Lo que vino después fue un abismo: una ausencia que no se llena con nada. Una ausencia que el Estado ha convertido en costumbre. “Llamamos al 9-1-1, llamamos a la policía, llamamos a todo el mundo… y hasta la fecha nunca aparecieron. Por eso hicimos un barrido a nuestra manera, porque no somos expertos. Y yo creo que ningún padre de familia está preparado para la desaparición de un familiar”.
Buscó a pie, en bicicleta, en carro. Se metió al Parque Metropolitano, preguntó a vecinos, reconstruyó los últimos pasos de su hija. Habló con un taxista, revisó cámaras de seguridad. Encontró cabos sueltos. Y también encontró indiferencia.
“Les dijimos que pidan las pericias de las cámaras. Nosotros fuimos a pedir y nos dijeron que no, que solo a la policía les entregaban. La policía se demoró más de tres meses… sabiendo que la mejor cámara guarda 30 días. No hicieron absolutamente nada”.
Han pasado casi siete años de respuestas que nunca llegaron. Siete años en que Fernando ha tenido que luchar contra un sistema que no escucha, que no responde, que no protege. Un sistema que, como él mismo dice, es responsable también por inacción.

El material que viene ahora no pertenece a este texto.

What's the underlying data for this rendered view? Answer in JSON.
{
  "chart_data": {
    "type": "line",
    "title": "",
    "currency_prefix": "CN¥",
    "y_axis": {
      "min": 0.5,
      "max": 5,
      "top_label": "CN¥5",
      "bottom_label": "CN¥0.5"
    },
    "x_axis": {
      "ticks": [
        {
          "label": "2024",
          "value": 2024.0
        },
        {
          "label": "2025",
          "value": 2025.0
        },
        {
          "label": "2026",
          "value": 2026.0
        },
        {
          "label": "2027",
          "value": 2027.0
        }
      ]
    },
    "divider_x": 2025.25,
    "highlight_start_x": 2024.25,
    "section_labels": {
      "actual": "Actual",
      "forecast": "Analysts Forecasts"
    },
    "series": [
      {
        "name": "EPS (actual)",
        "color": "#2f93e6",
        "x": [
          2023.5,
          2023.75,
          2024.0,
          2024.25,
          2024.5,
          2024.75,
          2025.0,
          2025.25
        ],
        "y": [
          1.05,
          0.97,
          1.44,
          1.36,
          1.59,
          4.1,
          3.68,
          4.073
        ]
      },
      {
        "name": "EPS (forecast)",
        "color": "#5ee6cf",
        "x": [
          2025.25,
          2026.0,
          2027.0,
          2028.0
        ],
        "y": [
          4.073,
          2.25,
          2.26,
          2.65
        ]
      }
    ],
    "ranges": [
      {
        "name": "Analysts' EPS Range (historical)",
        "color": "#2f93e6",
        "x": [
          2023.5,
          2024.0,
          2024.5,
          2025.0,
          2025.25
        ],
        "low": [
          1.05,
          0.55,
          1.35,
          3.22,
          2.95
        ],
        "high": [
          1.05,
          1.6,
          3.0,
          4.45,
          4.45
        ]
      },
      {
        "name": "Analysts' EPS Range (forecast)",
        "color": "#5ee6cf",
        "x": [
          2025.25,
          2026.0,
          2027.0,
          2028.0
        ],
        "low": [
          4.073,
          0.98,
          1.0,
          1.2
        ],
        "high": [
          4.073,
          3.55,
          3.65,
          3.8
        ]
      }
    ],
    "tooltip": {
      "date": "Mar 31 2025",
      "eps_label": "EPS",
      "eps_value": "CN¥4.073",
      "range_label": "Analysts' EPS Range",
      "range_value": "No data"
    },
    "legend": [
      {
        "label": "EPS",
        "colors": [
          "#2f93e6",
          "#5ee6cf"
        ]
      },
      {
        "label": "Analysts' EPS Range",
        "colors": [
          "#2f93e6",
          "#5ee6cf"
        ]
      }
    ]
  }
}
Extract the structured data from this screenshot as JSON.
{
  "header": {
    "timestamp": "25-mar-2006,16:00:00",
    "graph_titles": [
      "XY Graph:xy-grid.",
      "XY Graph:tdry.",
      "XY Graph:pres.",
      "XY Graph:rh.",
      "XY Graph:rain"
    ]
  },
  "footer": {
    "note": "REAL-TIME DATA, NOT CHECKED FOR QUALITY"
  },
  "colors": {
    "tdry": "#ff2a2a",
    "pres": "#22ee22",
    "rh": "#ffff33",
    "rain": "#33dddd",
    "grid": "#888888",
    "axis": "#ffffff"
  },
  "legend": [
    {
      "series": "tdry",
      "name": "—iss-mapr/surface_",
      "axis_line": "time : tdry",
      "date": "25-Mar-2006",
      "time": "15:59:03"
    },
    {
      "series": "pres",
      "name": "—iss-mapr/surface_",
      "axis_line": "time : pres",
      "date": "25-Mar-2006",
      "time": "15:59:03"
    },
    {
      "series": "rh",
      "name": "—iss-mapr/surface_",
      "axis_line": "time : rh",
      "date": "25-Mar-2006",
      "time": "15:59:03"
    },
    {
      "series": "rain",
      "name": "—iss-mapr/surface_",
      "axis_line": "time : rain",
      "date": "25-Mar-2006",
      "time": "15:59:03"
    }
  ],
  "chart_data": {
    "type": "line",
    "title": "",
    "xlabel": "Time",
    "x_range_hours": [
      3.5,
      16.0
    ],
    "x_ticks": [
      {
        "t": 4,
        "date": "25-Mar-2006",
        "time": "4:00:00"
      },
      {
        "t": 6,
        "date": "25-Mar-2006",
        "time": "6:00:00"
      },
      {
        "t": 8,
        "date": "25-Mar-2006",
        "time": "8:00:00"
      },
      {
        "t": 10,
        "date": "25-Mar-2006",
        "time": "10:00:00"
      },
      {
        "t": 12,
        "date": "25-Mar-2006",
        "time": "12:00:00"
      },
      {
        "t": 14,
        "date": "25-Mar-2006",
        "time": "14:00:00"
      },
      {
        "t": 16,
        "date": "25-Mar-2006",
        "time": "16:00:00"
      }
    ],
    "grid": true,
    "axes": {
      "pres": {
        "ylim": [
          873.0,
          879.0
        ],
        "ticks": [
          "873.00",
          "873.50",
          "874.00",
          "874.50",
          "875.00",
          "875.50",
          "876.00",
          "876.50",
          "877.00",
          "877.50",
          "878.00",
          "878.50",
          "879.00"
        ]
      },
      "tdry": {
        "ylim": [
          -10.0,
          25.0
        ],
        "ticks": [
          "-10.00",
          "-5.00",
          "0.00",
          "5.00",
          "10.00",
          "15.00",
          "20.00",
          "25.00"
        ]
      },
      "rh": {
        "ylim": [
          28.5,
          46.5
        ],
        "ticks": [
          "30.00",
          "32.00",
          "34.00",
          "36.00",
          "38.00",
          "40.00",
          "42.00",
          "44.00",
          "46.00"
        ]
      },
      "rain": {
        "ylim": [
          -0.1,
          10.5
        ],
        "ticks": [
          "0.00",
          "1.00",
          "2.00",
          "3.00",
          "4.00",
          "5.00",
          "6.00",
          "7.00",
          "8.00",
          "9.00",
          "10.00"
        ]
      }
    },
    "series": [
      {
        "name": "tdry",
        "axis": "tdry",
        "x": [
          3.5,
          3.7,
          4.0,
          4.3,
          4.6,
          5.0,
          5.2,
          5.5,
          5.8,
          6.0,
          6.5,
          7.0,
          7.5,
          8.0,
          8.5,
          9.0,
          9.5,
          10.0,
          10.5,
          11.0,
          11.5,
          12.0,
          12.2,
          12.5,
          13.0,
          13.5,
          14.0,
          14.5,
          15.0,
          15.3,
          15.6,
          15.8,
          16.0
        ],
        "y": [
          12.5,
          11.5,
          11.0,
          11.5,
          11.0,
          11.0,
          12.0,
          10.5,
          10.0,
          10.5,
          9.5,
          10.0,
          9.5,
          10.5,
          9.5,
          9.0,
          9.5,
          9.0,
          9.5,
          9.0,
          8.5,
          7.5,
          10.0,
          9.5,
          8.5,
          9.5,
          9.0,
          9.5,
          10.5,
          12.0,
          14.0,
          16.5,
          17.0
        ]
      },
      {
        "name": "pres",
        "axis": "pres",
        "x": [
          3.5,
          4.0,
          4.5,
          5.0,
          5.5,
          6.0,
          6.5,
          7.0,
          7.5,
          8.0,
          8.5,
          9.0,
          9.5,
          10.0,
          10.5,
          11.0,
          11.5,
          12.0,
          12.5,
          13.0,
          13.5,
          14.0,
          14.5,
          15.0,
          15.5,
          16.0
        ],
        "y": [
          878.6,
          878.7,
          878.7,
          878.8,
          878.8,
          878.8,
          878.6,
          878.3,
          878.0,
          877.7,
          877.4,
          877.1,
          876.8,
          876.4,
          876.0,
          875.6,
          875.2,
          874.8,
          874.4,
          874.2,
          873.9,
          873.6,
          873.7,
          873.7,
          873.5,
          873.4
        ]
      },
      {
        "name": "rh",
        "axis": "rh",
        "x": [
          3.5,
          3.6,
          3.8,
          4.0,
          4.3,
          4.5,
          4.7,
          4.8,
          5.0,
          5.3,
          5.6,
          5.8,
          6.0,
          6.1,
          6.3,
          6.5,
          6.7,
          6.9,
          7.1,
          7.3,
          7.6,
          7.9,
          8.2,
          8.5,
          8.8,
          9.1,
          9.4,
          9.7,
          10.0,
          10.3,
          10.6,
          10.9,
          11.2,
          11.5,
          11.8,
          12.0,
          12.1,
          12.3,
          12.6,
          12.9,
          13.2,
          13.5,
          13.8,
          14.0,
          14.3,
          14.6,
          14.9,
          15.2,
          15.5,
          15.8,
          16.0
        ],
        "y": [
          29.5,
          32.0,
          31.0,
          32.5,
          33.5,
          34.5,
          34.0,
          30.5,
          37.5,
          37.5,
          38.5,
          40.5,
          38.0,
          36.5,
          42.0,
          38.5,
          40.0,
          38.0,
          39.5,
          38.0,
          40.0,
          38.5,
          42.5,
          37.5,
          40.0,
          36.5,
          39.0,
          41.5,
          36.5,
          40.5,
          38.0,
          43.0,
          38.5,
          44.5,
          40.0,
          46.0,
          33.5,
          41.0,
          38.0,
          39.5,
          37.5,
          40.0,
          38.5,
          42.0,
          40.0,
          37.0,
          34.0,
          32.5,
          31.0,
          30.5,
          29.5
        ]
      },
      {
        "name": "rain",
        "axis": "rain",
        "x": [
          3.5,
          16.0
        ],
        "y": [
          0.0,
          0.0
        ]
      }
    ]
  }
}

“Así es como se maneja el Estado. Y ahora este otro 5 de junio va a cumplir siete años de desaparecida mi hija, de no saber absolutamente nada. ¿Qué será? ¿Estará viva, estará muerta?”

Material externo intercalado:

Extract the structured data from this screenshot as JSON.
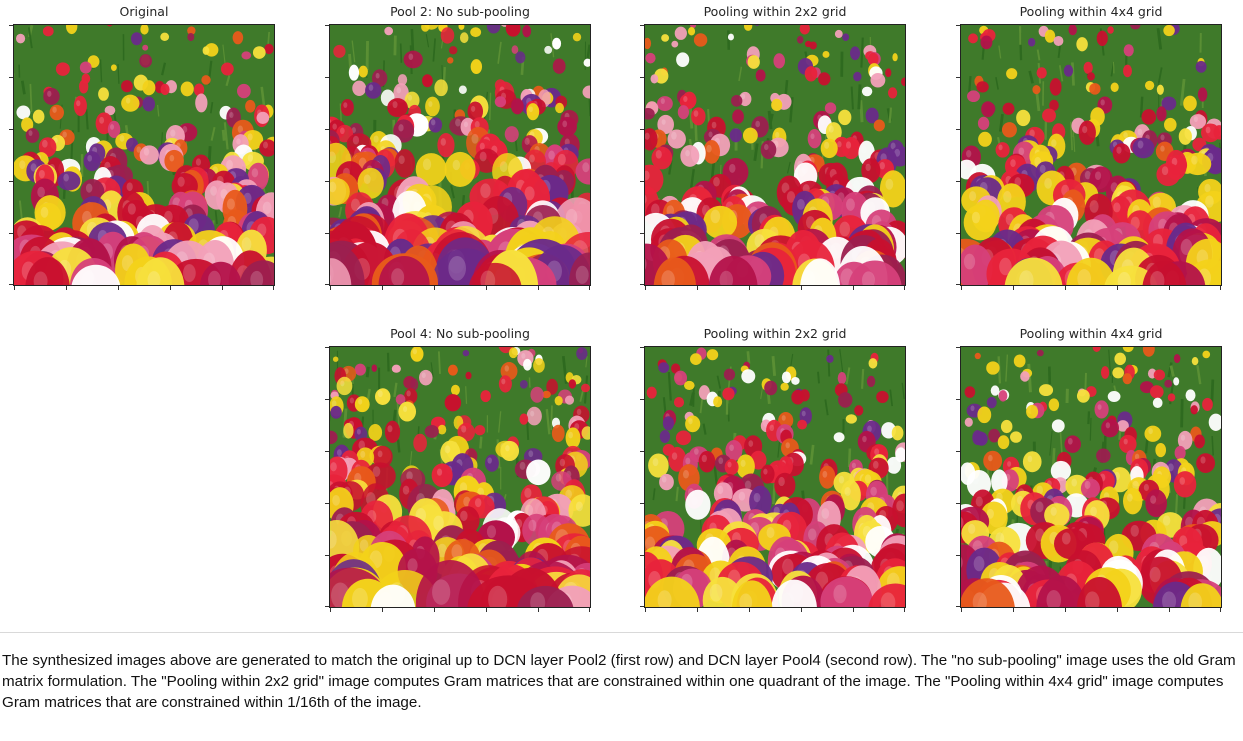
{
  "figure": {
    "row1": {
      "original_title": "Original",
      "pool2_title": "Pool 2: No sub-pooling",
      "pool2_2x2_title": "Pooling within 2x2 grid",
      "pool2_4x4_title": "Pooling within 4x4 grid"
    },
    "row2": {
      "pool4_title": "Pool 4: No sub-pooling",
      "pool4_2x2_title": "Pooling within 2x2 grid",
      "pool4_4x4_title": "Pooling within 4x4 grid"
    },
    "image_content": "tulip-field",
    "palette": [
      "#c8102e",
      "#e8233b",
      "#f3d21a",
      "#f7e03c",
      "#9c1f4f",
      "#d6407a",
      "#ffffff",
      "#f2a0b8",
      "#e85a1a",
      "#3f7a2a",
      "#6a2a8a",
      "#b3124a"
    ]
  },
  "caption": {
    "text": "The synthesized images above are generated to match the original up to DCN layer Pool2 (first row) and DCN layer Pool4 (second row). The \"no sub-pooling\" image uses the old Gram matrix formulation. The \"Pooling within 2x2 grid\" image computes Gram matrices that are constrained within one quadrant of the image. The \"Pooling within 4x4 grid\" image computes Gram matrices that are constrained within 1/16th of the image."
  }
}
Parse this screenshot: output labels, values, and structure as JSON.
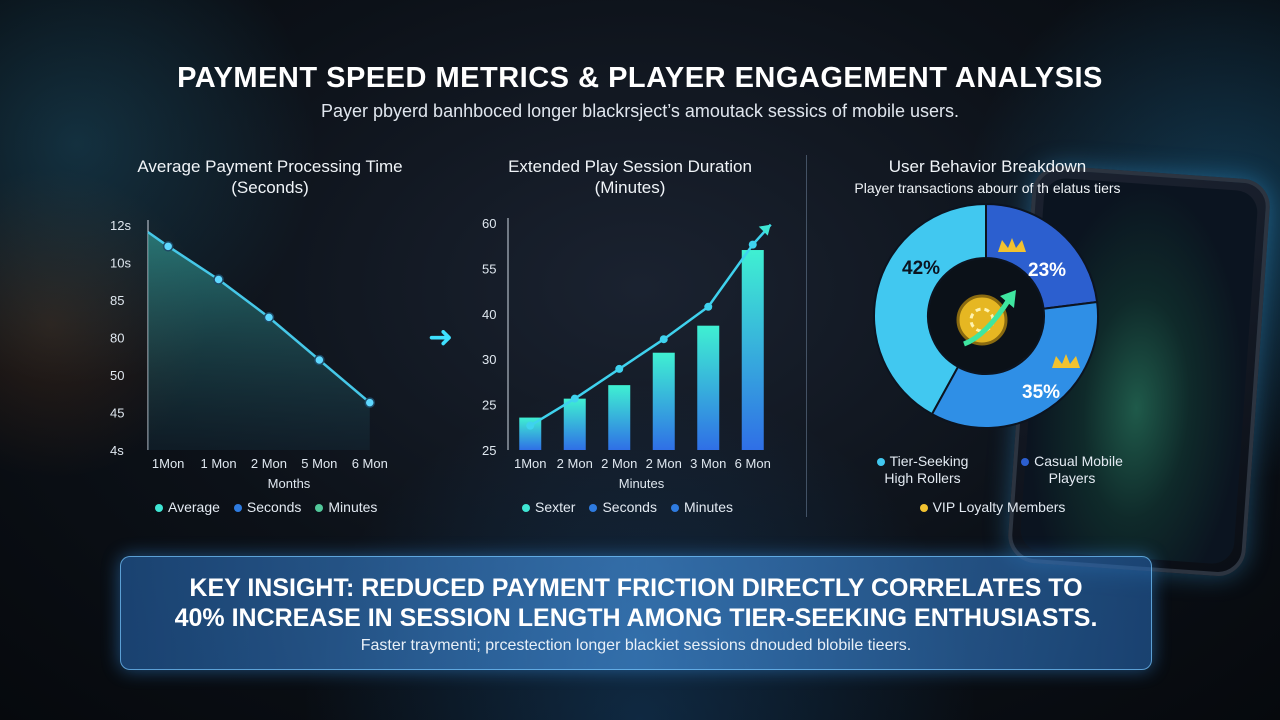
{
  "header": {
    "title": "PAYMENT SPEED METRICS & PLAYER ENGAGEMENT ANALYSIS",
    "subtitle": "Payer pbyerd banhboced longer blackrsject’s amoutack sessics of mobile users."
  },
  "colors": {
    "teal": "#3fe6d4",
    "blue": "#2e7be0",
    "cyan": "#41c8f0",
    "green": "#52c89a",
    "gold": "#f2c230",
    "accent_glow": "#3fe0ff"
  },
  "chart_data": [
    {
      "type": "line",
      "title": "Average Payment Processing Time (Seconds)",
      "title_lines": [
        "Average Payment Processing Time",
        "(Seconds)"
      ],
      "xlabel": "Months",
      "ylabel": "",
      "y_tick_labels": [
        "12s",
        "10s",
        "85",
        "80",
        "50",
        "45",
        "4s"
      ],
      "categories": [
        "1Mon",
        "1 Mon",
        "2 Mon",
        "5 Mon",
        "6 Mon"
      ],
      "series": [
        {
          "name": "",
          "values": [
            11.6,
            10.2,
            8.6,
            6.8,
            5.0
          ]
        }
      ],
      "ylim": [
        3,
        12.5
      ],
      "legend": [
        "Average",
        "Seconds",
        "Minutes"
      ],
      "legend_colors": [
        "#3fe6d4",
        "#2e7be0",
        "#52c89a"
      ],
      "legend_position": "bottom",
      "grid": false
    },
    {
      "type": "bar",
      "title": "Extended Play Session Duration (Minutes)",
      "title_lines": [
        "Extended Play Session Duration",
        "(Minutes)"
      ],
      "xlabel": "Minutes",
      "ylabel": "",
      "y_tick_labels": [
        "60",
        "55",
        "40",
        "30",
        "25",
        "25"
      ],
      "categories": [
        "1Mon",
        "2 Mon",
        "2 Mon",
        "2 Mon",
        "3 Mon",
        "6 Mon"
      ],
      "values": [
        26,
        29.5,
        32,
        38,
        43,
        57
      ],
      "trend_line": [
        24.5,
        29.5,
        35,
        40.5,
        46.5,
        58
      ],
      "ylim": [
        20,
        62
      ],
      "legend": [
        "Sexter",
        "Seconds",
        "Minutes"
      ],
      "legend_colors": [
        "#3fe6d4",
        "#2e7be0",
        "#2e7be0"
      ],
      "legend_position": "bottom",
      "grid": false
    },
    {
      "type": "pie",
      "title": "User Behavior Breakdown",
      "subtitle": "Player transactions abourr of th elatus tiers",
      "slices": [
        {
          "label": "Tier-Seeking High Rollers",
          "value": 42,
          "display": "42%",
          "color": "#41c8f0"
        },
        {
          "label": "Casual Mobile Players",
          "value": 23,
          "display": "23%",
          "color": "#2c5fcf"
        },
        {
          "label": "VIP Loyalty Members",
          "value": 35,
          "display": "35%",
          "color": "#2f8fe6"
        }
      ],
      "legend": [
        {
          "label": "Tier-Seeking\nHigh Rollers",
          "color": "#41c8f0"
        },
        {
          "label": "Casual Mobile\nPlayers",
          "color": "#2c5fcf"
        },
        {
          "label": "VIP Loyalty Members",
          "color": "#f2c230"
        }
      ],
      "legend_position": "bottom"
    }
  ],
  "insight": {
    "headline_line1": "KEY INSIGHT: REDUCED PAYMENT FRICTION DIRECTLY CORRELATES TO",
    "headline_line2": "40% INCREASE IN SESSION LENGTH AMONG TIER-SEEKING ENTHUSIASTS.",
    "body": "Faster traymenti; prcestection longer blackiet sessions dnouded blobile tieers."
  },
  "icons": {
    "flow_arrow": "right-arrow-icon",
    "pie_center": "chips-growth-icon",
    "crown": "crown-icon",
    "phone": "mobile-phone-icon"
  }
}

A Fernando le duele la desaparición de Michelle, pero también le duele la impunidad. Le duele la desigualdad con que se investiga una desaparición cuando la víctima no es rica, ni poderosa, ni famosa. “Cuando se desaparece un hijo de un burgués o de un mafioso, enseguida actúa la policía, ahí todo su aparataje aparece… pero cuando nosotros pedimos que rastreen el teléfono de mi hija dijeron que no pueden, que tienen que mandar a Estados Unidos”.
Su voz quiebra. Se hace bronca, se hace verdad. Porque no hay nada más peligroso que un padre herido que aún cree en la justicia. Que la exige. Que la nombra. Que la grita.

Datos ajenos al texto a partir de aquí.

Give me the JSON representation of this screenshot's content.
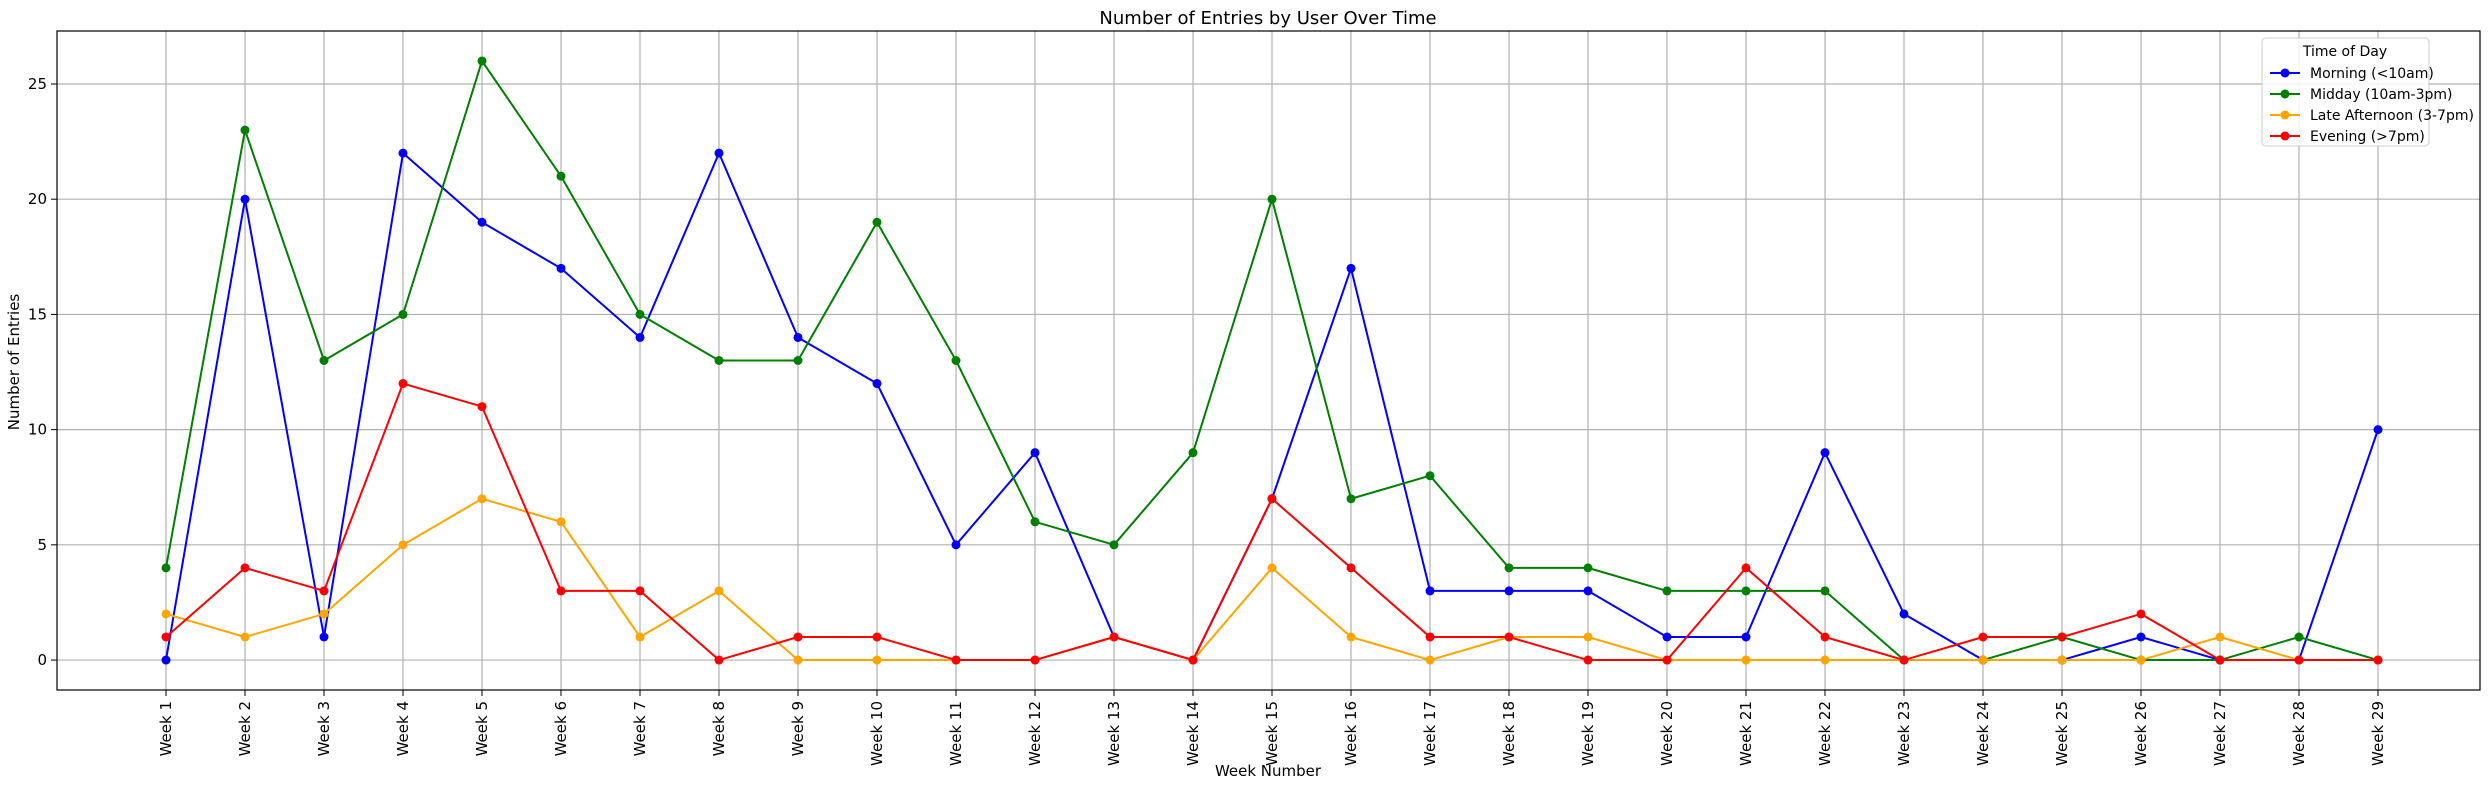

“Más de 4.000 desaparecidos. Más de 4.000 que no vuelven a sus casas. Más de 4.000 familias destrozadas. Más de 4.000 razones para luchar” grita la plaza.
En una sociedad atravesada por el olvido, por la corrupción y por la negligencia, Fernando Montenegro no solo busca a su hija. También busca dignidad. Busca que la memoria de Michelle no se borre, que no se maquillen las cifras, que no se apague la verdad.
Y mientras no sepa dónde está su hija, él seguirá hablando. En plazas, en calles, en medios. Con la voz rota y el corazón firme. Porque como dice al final de su testimonio:
“Nosotros solo queremos realzar la memoria y que no se pierda nunca”.